It’s funny[1] that I was just talking about the clever storyline from the Marvel universe where they explained how Captain America could have been both frozen in the Arctic Ocean after World War II and also fighting Communists in the 1950s. Because Ultimate Captain America tells an analogous story, albeit without the need to justify the continuity issue the original guys had. Only, you know, quite a bit darker, as Ultimate Cap has always been. I shan’t say any more, because there isn’t a whole lot of story in there. But I definitely liked what there was well enough, and I’m still definitely in the mood for short-form fiction right at the moment.
[1] Although not that surprising, since it was during my review of the character’s recent movie.
I never really cared for Captain America as Boy Scout, so you’d think I would be up for Captain America as jingoist asshole. The problem is, I can’t tell if the writers are writing him as a dickish antihero on purpose, or if they think he’s just a rough-and-ready but basically good guy.
It has struck me odd when you’ve called out Nick Fury’s jingoism, and possibly it is because when I have a memory of them all together, Cap’s sticks out so much more visibly that it’s easy to forget whatever Nick was up to.
I don’t dislike Boy Scout Captain America, although sometimes he bores me and sometimes Jack Kirby needs to have never written a script ever.

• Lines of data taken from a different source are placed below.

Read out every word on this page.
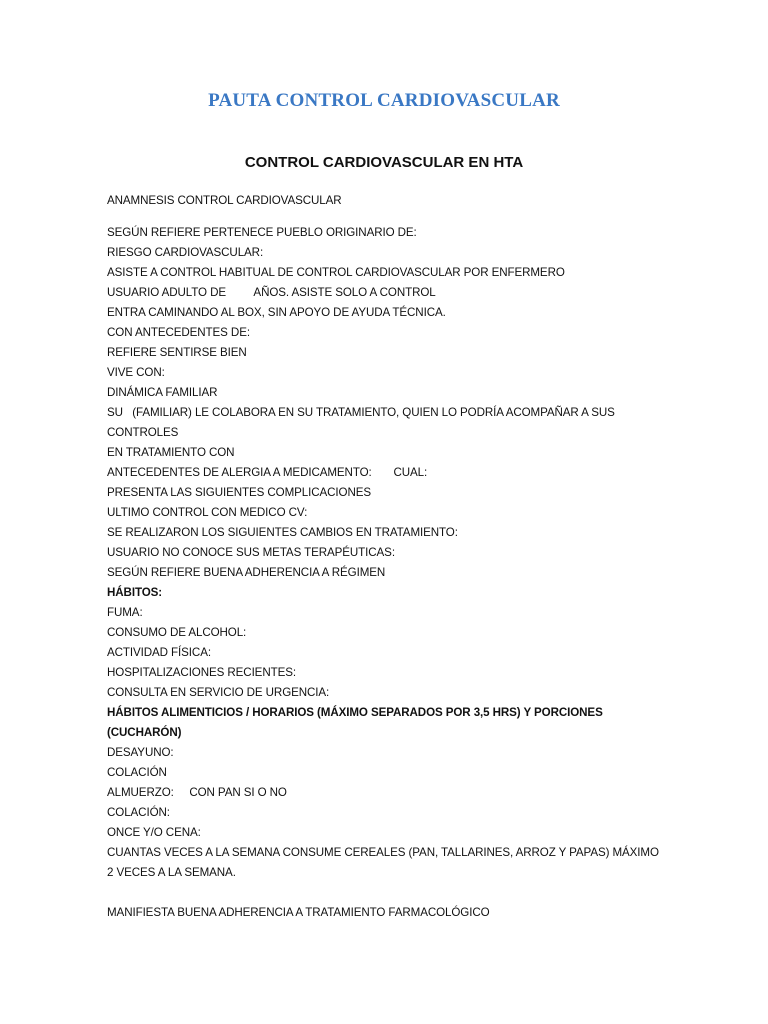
PAUTA CONTROL CARDIOVASCULAR
CONTROL CARDIOVASCULAR EN HTA
ANAMNESIS CONTROL CARDIOVASCULAR
SEGÚN REFIERE PERTENECE PUEBLO ORIGINARIO DE:
RIESGO CARDIOVASCULAR:
ASISTE A CONTROL HABITUAL DE CONTROL CARDIOVASCULAR POR ENFERMERO
USUARIO ADULTO DE         AÑOS. ASISTE SOLO A CONTROL
ENTRA CAMINANDO AL BOX, SIN APOYO DE AYUDA TÉCNICA.
CON ANTECEDENTES DE:
REFIERE SENTIRSE BIEN
VIVE CON:
DINÁMICA FAMILIAR
SU   (FAMILIAR) LE COLABORA EN SU TRATAMIENTO, QUIEN LO PODRÍA ACOMPAÑAR A SUS CONTROLES
EN TRATAMIENTO CON
ANTECEDENTES DE ALERGIA A MEDICAMENTO:       CUAL:
PRESENTA LAS SIGUIENTES COMPLICACIONES
ULTIMO CONTROL CON MEDICO CV:
SE REALIZARON LOS SIGUIENTES CAMBIOS EN TRATAMIENTO:
USUARIO NO CONOCE SUS METAS TERAPÉUTICAS:
SEGÚN REFIERE BUENA ADHERENCIA A RÉGIMEN
HÁBITOS:
FUMA:
CONSUMO DE ALCOHOL:
ACTIVIDAD FÍSICA:
HOSPITALIZACIONES RECIENTES:
CONSULTA EN SERVICIO DE URGENCIA:
HÁBITOS ALIMENTICIOS / HORARIOS (MÁXIMO SEPARADOS POR 3,5 HRS) Y PORCIONES (CUCHARÓN)
DESAYUNO:
COLACIÓN
ALMUERZO:     CON PAN SI O NO
COLACIÓN:
ONCE Y/O CENA:
CUANTAS VECES A LA SEMANA CONSUME CEREALES (PAN, TALLARINES, ARROZ Y PAPAS) MÁXIMO 2 VECES A LA SEMANA.
MANIFIESTA BUENA ADHERENCIA A TRATAMIENTO FARMACOLÓGICO
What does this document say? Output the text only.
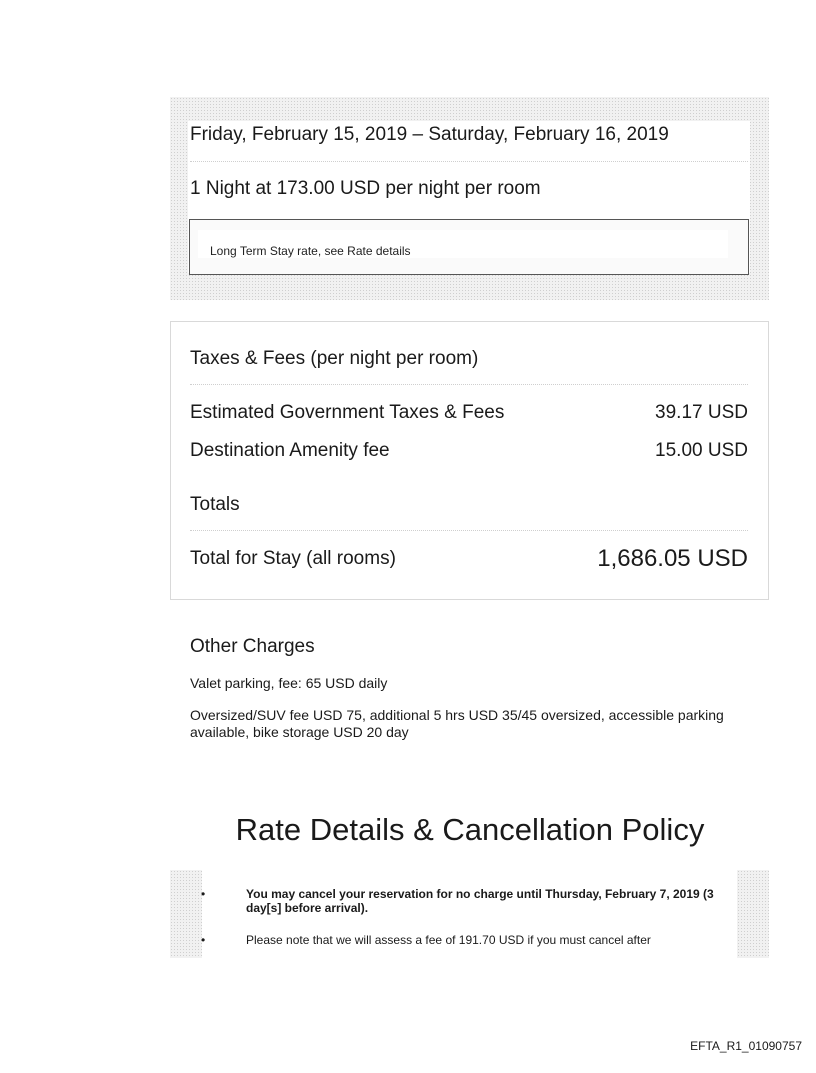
Friday, February 15, 2019 – Saturday, February 16, 2019
1 Night at 173.00 USD per night per room
Long Term Stay rate, see Rate details
Taxes & Fees (per night per room)
Estimated Government Taxes & Fees	39.17 USD
Destination Amenity fee	15.00 USD
Totals
Total for Stay (all rooms)	1,686.05 USD
Other Charges
Valet parking, fee: 65 USD daily
Oversized/SUV fee USD 75, additional 5 hrs USD 35/45 oversized, accessible parking available, bike storage USD 20 day
Rate Details & Cancellation Policy
•	You may cancel your reservation for no charge until Thursday, February 7, 2019 (3 day[s] before arrival).
•	Please note that we will assess a fee of 191.70 USD if you must cancel after
EFTA_R1_01090757
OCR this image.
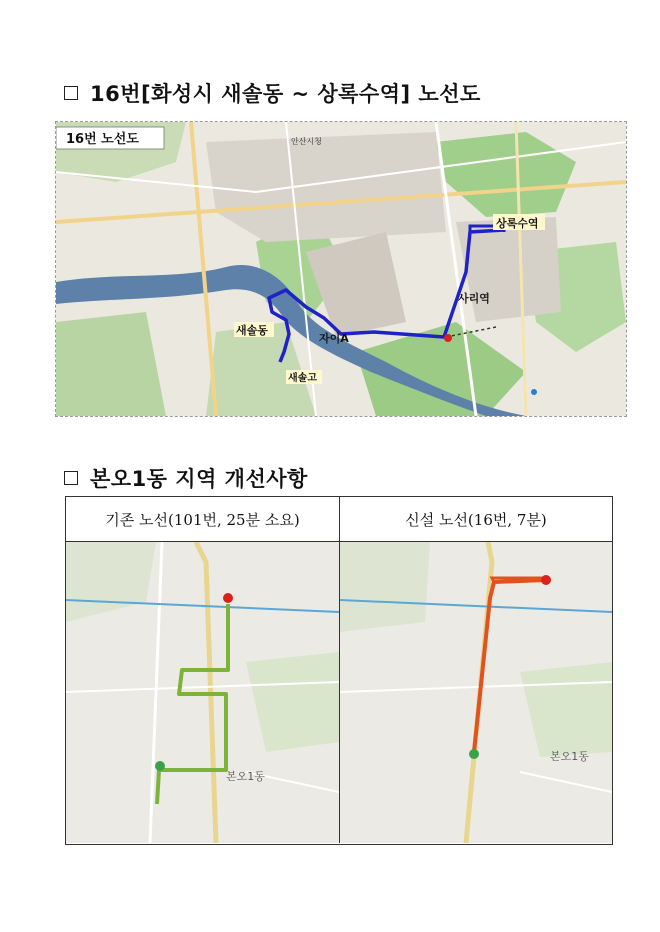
16번[화성시 새솔동 ~ 상록수역] 노선도
16번 노선도
상록수역
사리역
새솔동
자이A
새솔고
안산시청
본오1동 지역 개선사항
기존 노선(101번, 25분 소요)	신설 노선(16번, 7분)
본오1동
본오1동
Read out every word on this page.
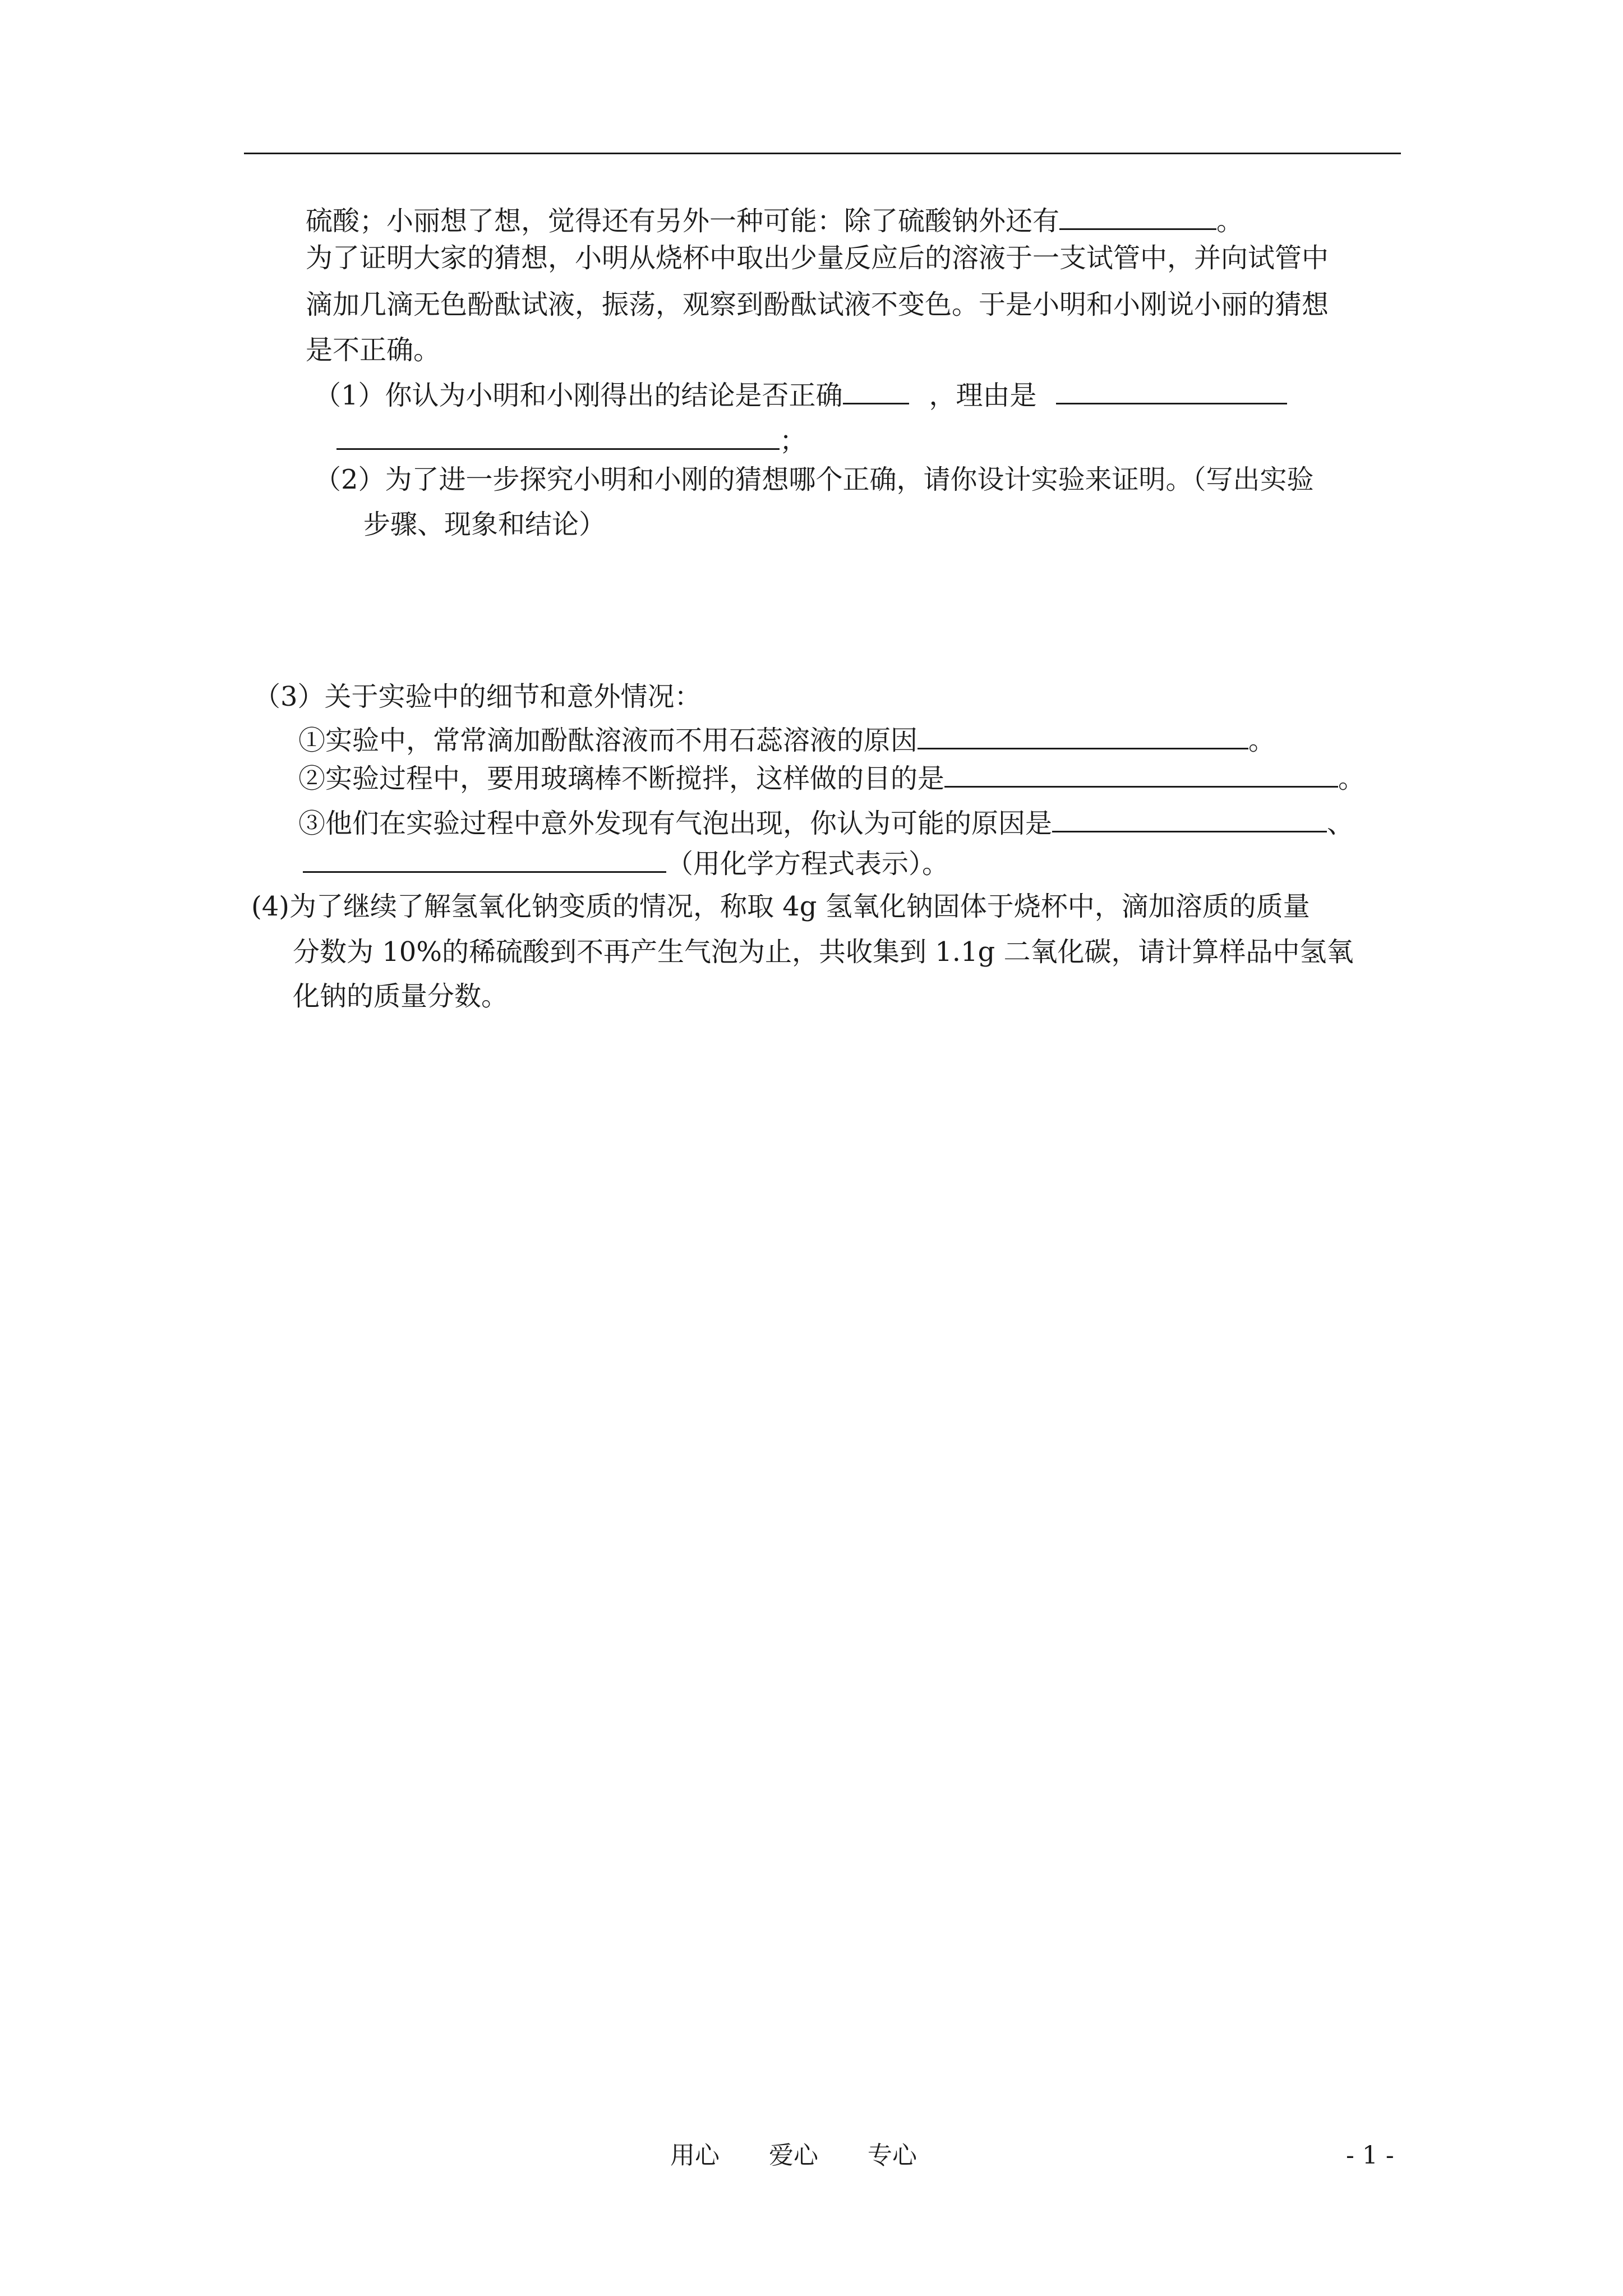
硫酸；小丽想了想，觉得还有另外一种可能：除了硫酸钠外还有	。
为了证明大家的猜想，小明从烧杯中取出少量反应后的溶液于一支试管中，并向试管中
滴加几滴无色酚酞试液，振荡，观察到酚酞试液不变色。于是小明和小刚说小丽的猜想
是不正确。
（1）你认为小明和小刚得出的结论是否正确	，理由是
；
（2）为了进一步探究小明和小刚的猜想哪个正确，请你设计实验来证明。（写出实验
步骤、现象和结论）
（3）关于实验中的细节和意外情况：
①实验中，常常滴加酚酞溶液而不用石蕊溶液的原因	。
②实验过程中，要用玻璃棒不断搅拌，这样做的目的是	。
③他们在实验过程中意外发现有气泡出现，你认为可能的原因是	、
（用化学方程式表示）。
(4)为了继续了解氢氧化钠变质的情况，称取 4g 氢氧化钠固体于烧杯中，滴加溶质的质量
分数为 10%的稀硫酸到不再产生气泡为止，共收集到 1.1g 二氧化碳，请计算样品中氢氧
化钠的质量分数。
用心　　爱心　　专心	- 1 -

But Ultimate Cap? I’ve really come to loathe him, and if he doesn’t learn some kind of “be a better person” lesson, I’m going to start resenting him as well.
Because I mean, the idea of writing Captain America, the embodiment of American exceptionalism — he literally wraps himself in the flag! — as a preening, arrogant douche? It’s sort of brilliantly subversive. If they’re trying to be subversive. Which I increasingly think they are not.
For Fury, it’s not so much jingoism as… ruthlessness. Yes, regular Fury is not a nice guy, but he’s more in that James Bond mode. Ultimate Fury is more the Operative from Serenity.
Cap-as-not-subversive: You may be right, but I find him so thoroughly distasteful at this point (particularly when compared to Spider-Man, which comparison has been on my mind heavily this past year) that I am forced by my brain to believe it is on purpose, as anything else is way too dissonant. That said, Cap-as-subversive doesn’t make me like him any better, but it earns the writers a lot of renewed goodwill at least.
Fury: See, that honestly doesn’t bother me. I think the difference is that where the Operative was working towards someone else’s dream, Fury at least has his own ends. Well, that’s one difference, and the other is that I do not mind the ruthless anti-hero type as long as he’s not also a giant asshole, which Fury is not. Sometimes he’s wrong and he’s always way too sure for the batting average history has given him, but at the root of things I think he is a genuine good guy. Whereas Captain america is more of a “Real American”, and it’s a coin-flip per person whether those are good guys or not.